The aim of the work is to prove the existence of a weak solution to the initial-boundary value problem for an inhomogeneous incompressible Kelvin–Voigt fluid motion model of an arbitrary finite order. To do this, the paper derives a system of equations corresponding to the considered model.
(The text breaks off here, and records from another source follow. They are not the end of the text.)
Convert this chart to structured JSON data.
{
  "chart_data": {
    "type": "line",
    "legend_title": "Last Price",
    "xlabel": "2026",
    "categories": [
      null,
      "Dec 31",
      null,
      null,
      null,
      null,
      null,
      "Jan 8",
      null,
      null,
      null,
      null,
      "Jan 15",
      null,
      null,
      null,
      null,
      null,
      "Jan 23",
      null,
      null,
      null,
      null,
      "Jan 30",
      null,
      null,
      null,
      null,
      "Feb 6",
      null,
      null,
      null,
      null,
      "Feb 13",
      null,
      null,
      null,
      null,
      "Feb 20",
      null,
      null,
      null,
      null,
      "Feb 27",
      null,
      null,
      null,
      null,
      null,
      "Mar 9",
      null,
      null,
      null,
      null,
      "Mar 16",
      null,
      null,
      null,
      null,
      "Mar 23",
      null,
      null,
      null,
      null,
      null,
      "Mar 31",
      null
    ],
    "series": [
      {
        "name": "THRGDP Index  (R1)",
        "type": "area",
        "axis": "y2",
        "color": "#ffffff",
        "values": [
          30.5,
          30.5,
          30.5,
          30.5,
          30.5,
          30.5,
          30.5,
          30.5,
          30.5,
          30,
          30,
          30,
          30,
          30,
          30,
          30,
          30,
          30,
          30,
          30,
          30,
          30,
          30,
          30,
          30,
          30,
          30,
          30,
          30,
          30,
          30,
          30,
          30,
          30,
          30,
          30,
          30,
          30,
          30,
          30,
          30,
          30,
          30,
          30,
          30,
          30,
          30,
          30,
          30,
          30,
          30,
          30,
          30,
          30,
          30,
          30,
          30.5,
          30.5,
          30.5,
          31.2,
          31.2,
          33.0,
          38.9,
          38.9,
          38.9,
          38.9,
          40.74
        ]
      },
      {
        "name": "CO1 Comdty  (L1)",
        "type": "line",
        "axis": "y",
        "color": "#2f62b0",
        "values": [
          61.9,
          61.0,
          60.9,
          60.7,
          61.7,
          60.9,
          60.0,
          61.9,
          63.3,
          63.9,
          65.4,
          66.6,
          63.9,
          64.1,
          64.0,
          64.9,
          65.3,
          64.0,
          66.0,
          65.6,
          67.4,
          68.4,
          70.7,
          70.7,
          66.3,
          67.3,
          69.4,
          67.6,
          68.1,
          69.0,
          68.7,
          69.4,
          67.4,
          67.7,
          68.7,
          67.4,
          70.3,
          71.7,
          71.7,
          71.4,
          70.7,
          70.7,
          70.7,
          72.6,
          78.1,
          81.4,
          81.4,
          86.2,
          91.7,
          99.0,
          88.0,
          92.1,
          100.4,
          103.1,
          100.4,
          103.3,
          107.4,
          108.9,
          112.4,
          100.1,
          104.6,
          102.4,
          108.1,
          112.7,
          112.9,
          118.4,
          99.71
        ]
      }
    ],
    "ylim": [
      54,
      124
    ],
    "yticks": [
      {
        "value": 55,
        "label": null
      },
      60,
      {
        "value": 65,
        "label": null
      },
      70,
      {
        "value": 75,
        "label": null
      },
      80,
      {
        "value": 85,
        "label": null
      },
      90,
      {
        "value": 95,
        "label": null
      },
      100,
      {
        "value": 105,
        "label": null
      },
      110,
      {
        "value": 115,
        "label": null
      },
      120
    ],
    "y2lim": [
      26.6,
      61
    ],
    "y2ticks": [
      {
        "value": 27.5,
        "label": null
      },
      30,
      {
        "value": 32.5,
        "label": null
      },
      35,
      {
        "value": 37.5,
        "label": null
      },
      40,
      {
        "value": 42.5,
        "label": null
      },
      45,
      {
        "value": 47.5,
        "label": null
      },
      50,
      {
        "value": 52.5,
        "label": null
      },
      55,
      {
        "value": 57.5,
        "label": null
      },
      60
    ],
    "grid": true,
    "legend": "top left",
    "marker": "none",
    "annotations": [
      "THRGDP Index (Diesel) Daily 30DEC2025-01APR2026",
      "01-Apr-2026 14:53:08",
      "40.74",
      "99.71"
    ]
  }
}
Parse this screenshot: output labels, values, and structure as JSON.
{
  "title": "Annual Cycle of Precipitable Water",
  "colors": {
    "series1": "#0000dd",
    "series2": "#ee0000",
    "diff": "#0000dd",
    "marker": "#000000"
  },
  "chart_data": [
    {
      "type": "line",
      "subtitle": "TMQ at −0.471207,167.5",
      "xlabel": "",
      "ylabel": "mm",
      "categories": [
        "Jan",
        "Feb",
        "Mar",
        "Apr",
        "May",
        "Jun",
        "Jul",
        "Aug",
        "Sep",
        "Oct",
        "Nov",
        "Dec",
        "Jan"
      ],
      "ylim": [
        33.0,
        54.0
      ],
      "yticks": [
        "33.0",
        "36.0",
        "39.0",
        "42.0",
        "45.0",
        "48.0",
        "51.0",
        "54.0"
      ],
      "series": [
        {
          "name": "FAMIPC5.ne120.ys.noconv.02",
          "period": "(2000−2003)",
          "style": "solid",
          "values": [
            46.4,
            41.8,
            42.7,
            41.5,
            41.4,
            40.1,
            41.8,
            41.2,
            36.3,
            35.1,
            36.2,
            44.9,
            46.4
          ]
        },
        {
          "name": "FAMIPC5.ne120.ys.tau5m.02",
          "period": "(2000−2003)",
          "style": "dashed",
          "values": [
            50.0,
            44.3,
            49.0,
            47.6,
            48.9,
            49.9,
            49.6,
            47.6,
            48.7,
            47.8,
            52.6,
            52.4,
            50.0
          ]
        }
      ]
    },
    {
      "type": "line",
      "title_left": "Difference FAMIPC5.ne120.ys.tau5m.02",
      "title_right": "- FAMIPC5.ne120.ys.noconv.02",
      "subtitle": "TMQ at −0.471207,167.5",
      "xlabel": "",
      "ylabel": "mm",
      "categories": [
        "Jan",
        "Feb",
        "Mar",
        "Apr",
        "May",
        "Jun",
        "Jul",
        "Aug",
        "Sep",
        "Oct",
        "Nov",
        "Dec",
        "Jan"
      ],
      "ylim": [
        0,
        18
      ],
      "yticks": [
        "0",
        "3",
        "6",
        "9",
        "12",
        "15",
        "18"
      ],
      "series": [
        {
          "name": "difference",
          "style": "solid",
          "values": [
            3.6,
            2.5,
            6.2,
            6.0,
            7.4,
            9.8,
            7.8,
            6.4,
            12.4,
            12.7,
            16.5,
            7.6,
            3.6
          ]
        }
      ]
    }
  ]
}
After that, the initial-boundary value problem for the considered model in a bounded domain in 2D and 3D cases is formulated. Then a definition of a weak solution to this problem is given and its existence is proved. For the proof, it is considered some auxiliary problem and its solvability using the Leray–Schauder Theorem is proved. After that, the passage to the limit is carried out as the approximation parameter tends to zero and it is shown that the solutions of the auxiliary problem weakly converge to the solution of the original problem.

这项工作的目的是证明对于任意有限阶的非均匀不可压缩 Kelvin-Voigt 流体运动模型的初始边界值问题存在弱解。为此，本文导出了与所考虑模型相对应的方程组。之后，制定了 2D 和 3D 情况下所考虑模型在有界域中的初始边界值问题。然后给出了该问题弱解的定义并证明了其存在性。为了证明，它被认为是一些辅助问题，并且使用 Leray-Schauder 定理证明了它的可解性。之后，随着近似参数趋于零，进行到极限的传递，表明辅助问题的解弱收敛于原问题的解。